第5話

どんな大海でも、始まりは小さな一滴に過ぎない。

現在世界の覇権を握っている帝国も、元は小さな集落であったという。

やがて集落は人口を増やしながら巨大化していき、王国となり、ついには帝国として君臨した。

他と一線を駕した要因の一つは、おそらく優れた指導者がいたからだろう。
本来帝国とは、王国よりも君主の権限が強い。

独裁せず、適度に周囲の意見を取り入れながら最終的な決定は皇帝が行う、理想的な国家のはずだった。



発端は、現皇帝より数世代前に遡る。

当時の皇帝が若くして夭折し、跡継ぎとして彼の従兄弟にあたる近隣諸国の幼い王を、皇帝として向かい入れた。

当初王国と帝国の君主を兼任していたが――初めから帝国側としては、これが目的だったのだろう――やがてその王国を帝国に合併させ、領土にしてしまった。

問題はここから先で、外国から連れてこられた王は、帝国に馴染めず、極端に人と会話することを恐れた。

年と共にその傾向は強くなり、ついには議会にもろくに出席しないようになり、政治を放棄してしまった。

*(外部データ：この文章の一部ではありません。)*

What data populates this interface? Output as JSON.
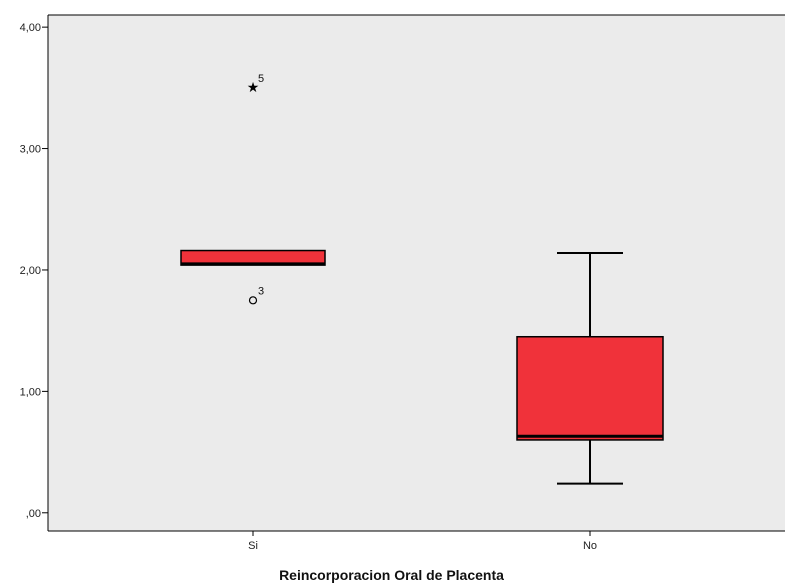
{
  "chart_data": {
    "type": "boxplot",
    "title": "",
    "xlabel": "Reincorporacion Oral de Placenta",
    "ylabel": "",
    "ylim": [
      -0.15,
      4.1
    ],
    "yticks": [
      0,
      1,
      2,
      3,
      4
    ],
    "ytick_labels": [
      ",00",
      "1,00",
      "2,00",
      "3,00",
      "4,00"
    ],
    "categories": [
      "Si",
      "No"
    ],
    "grid": false,
    "legend": "none",
    "colors": {
      "plot_background": "#ebebeb",
      "box_fill": "#f0323a",
      "stroke": "#000000"
    },
    "boxes": [
      {
        "category": "Si",
        "whisker_low": 2.04,
        "q1": 2.04,
        "median": 2.05,
        "q3": 2.16,
        "whisker_high": 2.16,
        "outliers": [
          {
            "value": 3.5,
            "symbol": "star",
            "label": "5"
          },
          {
            "value": 1.75,
            "symbol": "circle",
            "label": "3"
          }
        ]
      },
      {
        "category": "No",
        "whisker_low": 0.24,
        "q1": 0.6,
        "median": 0.63,
        "q3": 1.45,
        "whisker_high": 2.14,
        "outliers": []
      }
    ]
  }
}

残された政治家達は、自分達の判断のみで国を動かしていくことになったのである。


この傾向は皇帝が代替わりしても変わらず持ち越され、大きな権力を得た彼らは、徐々に暴走し始め、皇帝は彼らの隠れ蓑と化してしまった。

もちろん皇帝の皆が皆、黙って引き下がったわけではない。
議会を再び掌握しようとする者、彼らの不当な権限を取り上げようとする者など、努力した皇帝もいた。

しかしそうした皇帝達はスキャンダルによって退任、あるいは突然死し、悉く志半ばに倒れていった。

誰が裏で糸を引いたかは調べるまでもなかった。


こうしてここ数百年、皇帝は傀儡として存在
するようになっていた。

無論、現皇帝とて、例外ではない。